An Analysis of Socio-Economic Structure; Village Paterwan, Varanasi
|Author:||D. R. Singh|
|Publisher:||Central Institute Of Higher Tibetan Studies Sarnath, Varanasi|
|Other Details||9.50 X 6.00 inch|
After attaining political independence in August 1947, a new era of planned development was initiated in the country. The nation builders and the policy decision makers decided to transform this country into a worth living panorama by eradicating poverty and ameliorating economic condition of the down trodden. Realising that 'India lives in villages', huge resources have been deployed and efforts have also been made at the war footing level against poverty in rural areas. However, enough waters have flown in the Ganges but the magnitude of rural poverty is so wide in its horizon and so far reaching in its consequences that the dream of our nation-builders has yet to become a viable reality even after fifty years of our independence.

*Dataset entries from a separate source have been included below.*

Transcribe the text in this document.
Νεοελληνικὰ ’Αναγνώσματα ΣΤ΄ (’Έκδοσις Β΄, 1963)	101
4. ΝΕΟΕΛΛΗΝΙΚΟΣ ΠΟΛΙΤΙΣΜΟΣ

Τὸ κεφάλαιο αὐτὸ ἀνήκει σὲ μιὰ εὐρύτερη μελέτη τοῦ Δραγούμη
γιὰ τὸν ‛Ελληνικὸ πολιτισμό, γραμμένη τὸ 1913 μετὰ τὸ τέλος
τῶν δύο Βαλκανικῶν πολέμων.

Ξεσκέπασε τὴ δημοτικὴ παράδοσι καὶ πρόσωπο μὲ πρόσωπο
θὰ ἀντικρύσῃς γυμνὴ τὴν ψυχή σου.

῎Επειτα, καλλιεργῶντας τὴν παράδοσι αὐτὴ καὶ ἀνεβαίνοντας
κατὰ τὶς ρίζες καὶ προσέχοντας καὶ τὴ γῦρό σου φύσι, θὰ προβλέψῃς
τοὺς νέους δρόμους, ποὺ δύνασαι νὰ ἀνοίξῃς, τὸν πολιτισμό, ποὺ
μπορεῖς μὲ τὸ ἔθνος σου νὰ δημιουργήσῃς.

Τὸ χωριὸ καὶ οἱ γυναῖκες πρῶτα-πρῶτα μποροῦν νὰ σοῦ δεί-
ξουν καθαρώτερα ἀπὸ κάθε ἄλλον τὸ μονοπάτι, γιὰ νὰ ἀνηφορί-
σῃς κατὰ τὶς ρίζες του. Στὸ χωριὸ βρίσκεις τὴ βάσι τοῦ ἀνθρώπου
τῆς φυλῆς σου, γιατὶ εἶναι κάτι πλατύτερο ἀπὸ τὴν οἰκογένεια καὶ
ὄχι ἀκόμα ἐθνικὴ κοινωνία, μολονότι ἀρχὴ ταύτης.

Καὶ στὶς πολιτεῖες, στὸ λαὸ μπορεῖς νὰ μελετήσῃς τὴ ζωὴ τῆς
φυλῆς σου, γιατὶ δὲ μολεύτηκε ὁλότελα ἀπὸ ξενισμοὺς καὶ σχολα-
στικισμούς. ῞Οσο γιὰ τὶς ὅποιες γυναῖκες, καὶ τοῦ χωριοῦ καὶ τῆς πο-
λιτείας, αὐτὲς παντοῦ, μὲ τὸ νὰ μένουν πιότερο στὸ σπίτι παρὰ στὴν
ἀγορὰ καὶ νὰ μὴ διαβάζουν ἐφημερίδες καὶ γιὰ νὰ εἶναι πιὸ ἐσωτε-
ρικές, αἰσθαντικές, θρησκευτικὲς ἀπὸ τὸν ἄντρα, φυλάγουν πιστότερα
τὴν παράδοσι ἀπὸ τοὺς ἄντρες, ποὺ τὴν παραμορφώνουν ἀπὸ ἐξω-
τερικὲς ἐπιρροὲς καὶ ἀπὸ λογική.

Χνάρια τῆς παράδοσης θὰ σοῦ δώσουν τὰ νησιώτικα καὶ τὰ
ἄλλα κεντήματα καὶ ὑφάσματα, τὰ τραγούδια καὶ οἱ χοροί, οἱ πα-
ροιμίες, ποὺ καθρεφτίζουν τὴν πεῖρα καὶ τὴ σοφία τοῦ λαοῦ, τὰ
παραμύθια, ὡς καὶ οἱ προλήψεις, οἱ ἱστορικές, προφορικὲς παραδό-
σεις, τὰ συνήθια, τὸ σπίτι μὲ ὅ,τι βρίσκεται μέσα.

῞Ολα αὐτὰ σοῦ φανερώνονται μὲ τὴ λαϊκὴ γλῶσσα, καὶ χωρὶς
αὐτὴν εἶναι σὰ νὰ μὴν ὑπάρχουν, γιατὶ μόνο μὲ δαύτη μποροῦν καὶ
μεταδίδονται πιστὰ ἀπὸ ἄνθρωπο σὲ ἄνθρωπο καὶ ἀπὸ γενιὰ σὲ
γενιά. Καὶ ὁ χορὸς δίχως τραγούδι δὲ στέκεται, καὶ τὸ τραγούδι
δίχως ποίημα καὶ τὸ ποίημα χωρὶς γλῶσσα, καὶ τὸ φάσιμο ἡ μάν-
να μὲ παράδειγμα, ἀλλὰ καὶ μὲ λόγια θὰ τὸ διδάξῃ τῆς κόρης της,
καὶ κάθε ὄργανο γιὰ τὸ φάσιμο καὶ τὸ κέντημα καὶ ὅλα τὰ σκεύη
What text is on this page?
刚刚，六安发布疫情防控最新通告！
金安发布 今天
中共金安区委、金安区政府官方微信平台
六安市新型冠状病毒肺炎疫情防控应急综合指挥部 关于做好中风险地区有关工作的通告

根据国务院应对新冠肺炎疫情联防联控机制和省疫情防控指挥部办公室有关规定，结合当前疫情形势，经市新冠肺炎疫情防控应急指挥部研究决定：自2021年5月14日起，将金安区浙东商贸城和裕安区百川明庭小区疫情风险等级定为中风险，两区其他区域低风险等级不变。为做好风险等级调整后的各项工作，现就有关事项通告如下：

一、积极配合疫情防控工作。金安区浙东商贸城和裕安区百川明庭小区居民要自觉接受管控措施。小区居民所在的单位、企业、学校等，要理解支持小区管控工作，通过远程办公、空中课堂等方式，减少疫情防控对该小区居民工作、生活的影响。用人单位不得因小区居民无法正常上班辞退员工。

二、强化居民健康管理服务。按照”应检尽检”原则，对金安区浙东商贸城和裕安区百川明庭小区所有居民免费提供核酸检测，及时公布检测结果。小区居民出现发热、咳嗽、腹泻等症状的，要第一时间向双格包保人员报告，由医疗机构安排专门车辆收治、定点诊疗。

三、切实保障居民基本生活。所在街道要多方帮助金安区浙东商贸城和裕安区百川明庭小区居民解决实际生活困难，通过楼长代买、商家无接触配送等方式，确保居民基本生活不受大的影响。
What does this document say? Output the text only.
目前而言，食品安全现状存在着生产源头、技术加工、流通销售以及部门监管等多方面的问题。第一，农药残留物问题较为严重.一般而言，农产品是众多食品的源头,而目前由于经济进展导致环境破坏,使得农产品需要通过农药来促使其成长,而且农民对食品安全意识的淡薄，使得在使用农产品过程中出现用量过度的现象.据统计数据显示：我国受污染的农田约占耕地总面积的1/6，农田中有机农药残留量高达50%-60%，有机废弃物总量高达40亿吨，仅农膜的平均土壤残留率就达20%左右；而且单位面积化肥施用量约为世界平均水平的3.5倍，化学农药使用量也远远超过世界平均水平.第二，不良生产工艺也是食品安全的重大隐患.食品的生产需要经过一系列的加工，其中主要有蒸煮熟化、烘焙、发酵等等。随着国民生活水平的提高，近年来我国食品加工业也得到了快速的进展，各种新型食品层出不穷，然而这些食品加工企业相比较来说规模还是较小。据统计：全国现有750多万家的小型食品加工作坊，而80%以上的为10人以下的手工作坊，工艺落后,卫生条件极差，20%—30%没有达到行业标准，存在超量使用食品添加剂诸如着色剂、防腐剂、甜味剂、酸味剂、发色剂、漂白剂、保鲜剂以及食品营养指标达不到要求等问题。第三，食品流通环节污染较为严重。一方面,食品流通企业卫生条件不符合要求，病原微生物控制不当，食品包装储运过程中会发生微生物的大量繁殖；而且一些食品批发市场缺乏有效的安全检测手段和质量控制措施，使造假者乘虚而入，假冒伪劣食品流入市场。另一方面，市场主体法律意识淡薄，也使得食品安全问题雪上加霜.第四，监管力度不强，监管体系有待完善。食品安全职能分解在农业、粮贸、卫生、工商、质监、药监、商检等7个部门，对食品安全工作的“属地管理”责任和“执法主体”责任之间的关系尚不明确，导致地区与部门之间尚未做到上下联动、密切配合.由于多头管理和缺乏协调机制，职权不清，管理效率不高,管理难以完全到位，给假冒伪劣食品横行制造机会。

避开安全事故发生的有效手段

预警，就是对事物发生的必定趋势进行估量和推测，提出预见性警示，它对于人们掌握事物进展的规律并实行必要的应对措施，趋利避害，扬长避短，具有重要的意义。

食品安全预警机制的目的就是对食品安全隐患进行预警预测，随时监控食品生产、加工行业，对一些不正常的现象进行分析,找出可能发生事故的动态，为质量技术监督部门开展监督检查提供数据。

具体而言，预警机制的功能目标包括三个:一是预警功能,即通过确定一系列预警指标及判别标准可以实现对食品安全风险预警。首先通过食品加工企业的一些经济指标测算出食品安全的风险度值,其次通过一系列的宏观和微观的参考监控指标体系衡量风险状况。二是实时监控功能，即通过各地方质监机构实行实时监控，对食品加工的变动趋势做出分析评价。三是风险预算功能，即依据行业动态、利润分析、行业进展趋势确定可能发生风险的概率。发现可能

People are jubilant all over the country in celebrating the 50th anniversary of our independence. Government has chalked out a number of programmes and schemes to be carried on throughout the year at this historic occasion. Central Institute of Higher Tibetan Studies, Sarnath, Varanasi, also decided to facilitate this event by adopting a village Paterwan for its upliftment. With the initiation of Honourable Director of the Institute Prof. S. Rinpoche, a programme to serve the humanity as a true step in the chain of nation-building was incepted.
Like other developing countries of the world, India is also experiencing profound changes and is beset with many problems at this stage of transition from underdevelopment to development. The phenomenon of the country, infact, constitutes its own essence. Its various dimensions and size force to recognise the gravity of the problem lies in it. The dualistic nature of the country refers to the existence of two sets of economic activities at two levels; traditional and modern, with the former by far the most important. Between the two, there is little give and take and therefore, these constitute two economies and two societies, i.e., rural and urban, within the geographical boundaries of the country.
The rural sector is predominant by agriculture. The very low per capita income of this sector has brought an outcome of abject poverty which holds large number of people in its vice grip. The physical quality of life of villager's is also not satisfactory with the evidence that the high infant mortality, low level of life expectancy and large illiterary still prevails therein. This reflects the gross inadequacies of such elementary things as drinking water, health and medical services, educational and cultural facilities, etc.